Archie expected something of this sort: its conventionality, its utter insincerity, amused him enormously. And, wanting more of it, he said just the proper sort of thing to encourage her to give it him.
"Oh, my dear," he said, "but how you will love and cherish that letter!
I don't suppose you were once out of his thoughts all the time he was in
France."
She shook her head.
"I am sure of it," she said. "Ah, what a privilege to have been loved as I was loved by such a noble, manly heart. I must always think of that, mustn't I?"
Archie took her hand again.

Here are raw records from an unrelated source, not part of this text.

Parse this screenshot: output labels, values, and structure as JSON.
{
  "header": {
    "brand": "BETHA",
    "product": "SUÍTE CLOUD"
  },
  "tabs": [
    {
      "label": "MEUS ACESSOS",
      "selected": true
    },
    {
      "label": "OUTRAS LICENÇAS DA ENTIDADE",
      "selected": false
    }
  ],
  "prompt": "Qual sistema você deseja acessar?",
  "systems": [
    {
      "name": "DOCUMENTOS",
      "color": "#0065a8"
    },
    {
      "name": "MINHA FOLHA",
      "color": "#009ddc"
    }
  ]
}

The touch of those soft, cool fingers gave him pleasure; so, too, did the answering pressure of them.
"Yes, indeed," he said. "And you must remember, too, that it's better to have loved and lost than never to have loved at all."
She repeated the quotation in a dreamy meditative voice.

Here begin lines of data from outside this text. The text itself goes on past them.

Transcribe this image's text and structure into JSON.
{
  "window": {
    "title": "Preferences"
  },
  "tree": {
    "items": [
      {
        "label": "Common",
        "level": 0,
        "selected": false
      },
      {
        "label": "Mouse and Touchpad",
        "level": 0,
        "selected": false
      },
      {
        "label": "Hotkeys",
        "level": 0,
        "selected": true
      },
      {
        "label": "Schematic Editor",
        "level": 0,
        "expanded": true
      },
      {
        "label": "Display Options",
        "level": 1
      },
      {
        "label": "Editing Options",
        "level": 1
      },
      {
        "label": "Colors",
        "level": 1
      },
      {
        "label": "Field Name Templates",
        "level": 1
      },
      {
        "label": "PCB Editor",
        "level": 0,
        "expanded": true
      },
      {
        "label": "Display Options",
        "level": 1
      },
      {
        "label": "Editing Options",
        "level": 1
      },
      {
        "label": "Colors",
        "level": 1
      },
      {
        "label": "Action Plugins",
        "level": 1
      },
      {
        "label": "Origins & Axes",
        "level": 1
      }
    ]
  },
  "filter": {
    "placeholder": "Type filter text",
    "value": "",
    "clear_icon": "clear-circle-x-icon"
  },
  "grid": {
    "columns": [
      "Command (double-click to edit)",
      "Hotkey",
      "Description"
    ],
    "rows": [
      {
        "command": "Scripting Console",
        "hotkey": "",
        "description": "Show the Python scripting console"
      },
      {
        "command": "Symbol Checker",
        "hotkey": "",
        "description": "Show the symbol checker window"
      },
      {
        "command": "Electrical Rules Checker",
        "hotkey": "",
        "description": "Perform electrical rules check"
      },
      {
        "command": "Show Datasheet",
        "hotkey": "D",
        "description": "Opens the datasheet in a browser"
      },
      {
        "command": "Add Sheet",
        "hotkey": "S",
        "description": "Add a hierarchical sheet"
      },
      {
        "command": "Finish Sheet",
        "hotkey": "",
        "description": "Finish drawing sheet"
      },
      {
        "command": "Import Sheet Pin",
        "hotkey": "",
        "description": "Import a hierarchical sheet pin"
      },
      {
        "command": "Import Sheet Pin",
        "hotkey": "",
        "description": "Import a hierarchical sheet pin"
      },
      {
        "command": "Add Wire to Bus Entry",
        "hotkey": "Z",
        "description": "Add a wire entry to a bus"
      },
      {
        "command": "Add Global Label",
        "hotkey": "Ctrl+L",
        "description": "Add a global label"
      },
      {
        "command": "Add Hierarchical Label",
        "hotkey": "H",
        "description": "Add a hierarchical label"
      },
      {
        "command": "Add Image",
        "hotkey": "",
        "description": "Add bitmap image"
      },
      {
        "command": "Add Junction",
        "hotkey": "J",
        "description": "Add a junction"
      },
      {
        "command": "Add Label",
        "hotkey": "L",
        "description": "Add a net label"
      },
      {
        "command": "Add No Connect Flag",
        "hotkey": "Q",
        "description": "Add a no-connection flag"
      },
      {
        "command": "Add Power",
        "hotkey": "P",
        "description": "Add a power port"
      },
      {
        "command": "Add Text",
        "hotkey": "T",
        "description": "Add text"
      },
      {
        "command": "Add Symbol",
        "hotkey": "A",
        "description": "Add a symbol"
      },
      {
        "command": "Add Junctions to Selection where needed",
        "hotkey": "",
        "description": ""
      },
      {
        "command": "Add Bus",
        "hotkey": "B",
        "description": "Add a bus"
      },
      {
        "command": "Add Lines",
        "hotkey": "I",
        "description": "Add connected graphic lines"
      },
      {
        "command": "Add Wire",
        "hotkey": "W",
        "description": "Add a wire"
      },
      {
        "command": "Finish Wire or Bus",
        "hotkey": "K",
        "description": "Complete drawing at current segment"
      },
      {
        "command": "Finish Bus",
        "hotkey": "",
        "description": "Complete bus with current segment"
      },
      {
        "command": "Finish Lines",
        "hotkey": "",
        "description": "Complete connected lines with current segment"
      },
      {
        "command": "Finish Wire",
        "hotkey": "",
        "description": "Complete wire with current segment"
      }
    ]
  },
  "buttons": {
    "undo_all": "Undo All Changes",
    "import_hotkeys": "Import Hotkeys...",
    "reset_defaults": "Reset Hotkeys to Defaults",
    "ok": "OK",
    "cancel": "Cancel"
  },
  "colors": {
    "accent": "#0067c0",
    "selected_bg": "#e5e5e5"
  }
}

"Yes, that is so true: it does me good to think of that," she said. "And I mustn't think of him as dead really. He is just as living as ever he was. He was so fond of you too. We often spoke of you. And his quaint, quiet humour!…"
That was the general note of the first act: it had been short, for the conversation suitable to it was necessarily limited. The second showed a great advance in scope and variety of topics. Also the tempo was quite changed: instead of its being largo, it was at least andante con moto.
This time, after again keeping him waiting, she had entered with a smile.